Poorer countries are hampered mostly by government policies, especially high taxes that drive businesses underground, rather than by the inherent problems of poverty, Mr. Lewis argues. If they could solve their policy problems, they would attract foreign investment. Businesses could train workers on the job, achieving competitive productivity.
''If illiterate Mexican immigrants can reach world-class productivity building apartment houses in Houston,'' he writes, ''there is no reason why illiterate Brazilian agricultural workers cannot achieve the same in Sao Paulo.''
When highly productive multinationals enter previously protected markets, their business practices come with them.
Consider what happened in India after 1983, when Suzuki was allowed to build auto plants as part of a joint venture called Murati. ''Suzuki with Indian labor and Indian inputs was able to achieve roughly 50 percent of the productivity of the advanced auto industry in their home country,'' Mr.

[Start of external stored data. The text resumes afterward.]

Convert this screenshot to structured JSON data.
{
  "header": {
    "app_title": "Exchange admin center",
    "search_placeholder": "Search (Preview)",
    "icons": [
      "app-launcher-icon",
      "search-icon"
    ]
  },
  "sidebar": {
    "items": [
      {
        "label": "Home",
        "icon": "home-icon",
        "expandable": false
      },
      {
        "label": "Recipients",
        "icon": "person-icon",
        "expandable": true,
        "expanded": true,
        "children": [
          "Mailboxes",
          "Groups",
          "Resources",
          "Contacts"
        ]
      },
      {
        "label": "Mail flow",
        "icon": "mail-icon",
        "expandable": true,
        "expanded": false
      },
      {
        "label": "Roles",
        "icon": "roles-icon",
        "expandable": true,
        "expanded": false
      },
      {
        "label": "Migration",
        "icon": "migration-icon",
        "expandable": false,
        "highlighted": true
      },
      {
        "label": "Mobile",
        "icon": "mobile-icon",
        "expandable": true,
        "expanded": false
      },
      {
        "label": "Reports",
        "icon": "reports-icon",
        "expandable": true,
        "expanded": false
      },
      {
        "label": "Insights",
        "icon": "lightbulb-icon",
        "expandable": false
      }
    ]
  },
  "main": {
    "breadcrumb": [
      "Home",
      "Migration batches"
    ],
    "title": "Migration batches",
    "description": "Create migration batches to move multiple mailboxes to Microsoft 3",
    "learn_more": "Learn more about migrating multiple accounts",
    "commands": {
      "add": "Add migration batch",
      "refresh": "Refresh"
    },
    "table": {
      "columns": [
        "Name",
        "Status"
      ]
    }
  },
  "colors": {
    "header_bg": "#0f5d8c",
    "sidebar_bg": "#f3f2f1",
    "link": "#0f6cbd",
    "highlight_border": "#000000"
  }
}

Lewis said in an interview. ''That's compared to maybe 10 percent for the rest of the Indian industry.''
In the 1990's, the Indian government opened the auto business to other foreign investment, with similar results.

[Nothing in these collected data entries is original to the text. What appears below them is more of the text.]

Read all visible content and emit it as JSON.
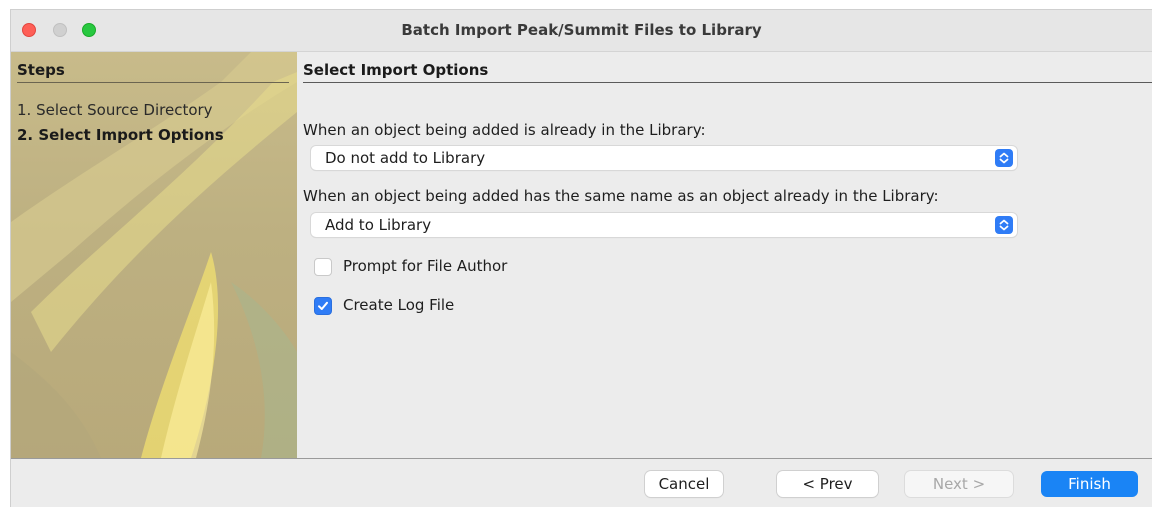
{
  "window": {
    "title": "Batch Import Peak/Summit Files to Library",
    "controls": [
      "close",
      "minimize",
      "zoom"
    ]
  },
  "sidebar": {
    "heading": "Steps",
    "steps": [
      {
        "label": "1. Select Source Directory",
        "current": false
      },
      {
        "label": "2. Select Import Options",
        "current": true
      }
    ]
  },
  "main": {
    "heading": "Select Import Options",
    "options": [
      {
        "label": "When an object being added is already in the Library:",
        "value": "Do not add to Library"
      },
      {
        "label": "When an object being added has the same name as an object already in the Library:",
        "value": "Add to Library"
      }
    ],
    "checkboxes": [
      {
        "label": "Prompt for File Author",
        "checked": false
      },
      {
        "label": "Create Log File",
        "checked": true
      }
    ]
  },
  "footer": {
    "cancel_label": "Cancel",
    "prev_label": "< Prev",
    "next_label": "Next >",
    "next_enabled": false,
    "finish_label": "Finish"
  },
  "colors": {
    "accent": "#1a84f5",
    "close": "#fe5f57",
    "zoom": "#28c840",
    "sidebar": "#c3b584"
  }
}
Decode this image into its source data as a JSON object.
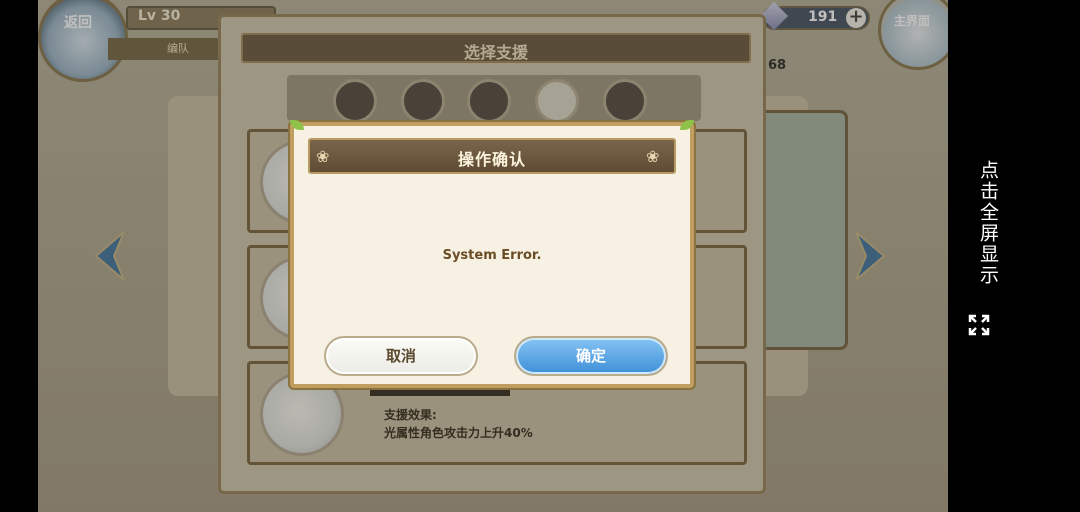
{
  "hud": {
    "back_label": "返回",
    "level": "Lv 30",
    "team_tab": "编队",
    "currency_value": "191",
    "home_label": "主界面",
    "count": "68"
  },
  "support_dialog": {
    "title": "选择支援",
    "elements": [
      "fire-icon",
      "wind-icon",
      "water-icon",
      "light-icon",
      "dark-icon"
    ],
    "rows": [
      {
        "label": ""
      },
      {
        "label": ""
      },
      {
        "label_effect": "支援效果:",
        "label_desc": "光属性角色攻击力上升40%"
      }
    ],
    "page_dots": 5,
    "active_dot": 1
  },
  "confirm_dialog": {
    "title": "操作确认",
    "message": "System Error.",
    "cancel_label": "取消",
    "ok_label": "确定"
  },
  "side_rail": {
    "fullscreen_label": "点击全屏显示"
  },
  "colors": {
    "title_bar": "#6f5f46",
    "ok_button": "#3e8fd8",
    "message_text": "#6b4d25"
  }
}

The McKinsey Global Institute's first study, published in late 1992, shocked readers then with its conclusion that in most industries, companies in the United States were far more productive than Europeans or Japanese. Back then, notes Mr. Lewis, the conventional wisdom was that the American economy was going down the tubes, and that American workers were duds.
''There were some really pejorative comments about how U.S. workers were lazy and uneducated and unintelligent,'' he recalls. ''Well, it may be that they were lazy, uneducated and unintelligent, but they were still performing in most industries at productivity levels far higher than those in Japan.''
Toyota is a world leader in quality and efficiency in manufacturing, for instance, but it's atypical of the Japanese economy, even in manufacturing.
Food processing in Japan, Mr. Lewis writes, ''has more employees than the combined total of cars, steel, machine tools and computers,'' or about 11 percent of all manufacturing workers. While Japan's fiercely competitive auto industry is the most productive in the world, its food-processing industry is only 39 percent as productive as the United States industry, McKinsey found.
As a result, Japanese consumers are paying unnecessarily high prices for food and, Mr. Lewis notes, Japanese workers are ''devoting their extraordinary talents to propping up an economic structure with limited future development potential.''
Inefficient industries may keep people employed in the short term, but over time their sluggish productivity makes the economy stagnate.
The best predictor of productivity, he argues, is product market competition. That competition takes place not just in manufacturing but with all the services that support a product, before and after it leaves the plant.
Competition in each stage of that process has ripple effects in the others.
Take retailing, arguably the most influential sector in today's advanced economies. Despite some consolidation and the introduction of some big-box retailers, the Japanese food-processing industry remains fragmented and inefficient because Japanese grocery stores are still mostly tiny mom-and-pop shops protected by strict land use laws.
In the United States, by contrast, a revolution in retailing over the last 25 years has increased productivity not just for stores but for wholesalers and makers of consumer goods as well.
Big retailers, notably Wal-Mart, have bargained down prices and threatened to eliminate wholesalers altogether. In response, manufacturers and wholesalers have found ways to improve their own operations. (So did Wal-Mart's retailing competitors.)
At the same time, retailers have collected better information about what consumers are buying, and what they might want, and have shared that data with their suppliers. As a result, manufacturers have been able to spend their production dollars more efficiently.
Meanwhile, in a small shop near McKinsey's Tokyo office, a hat has languished unsold on the same shelf for 15 years.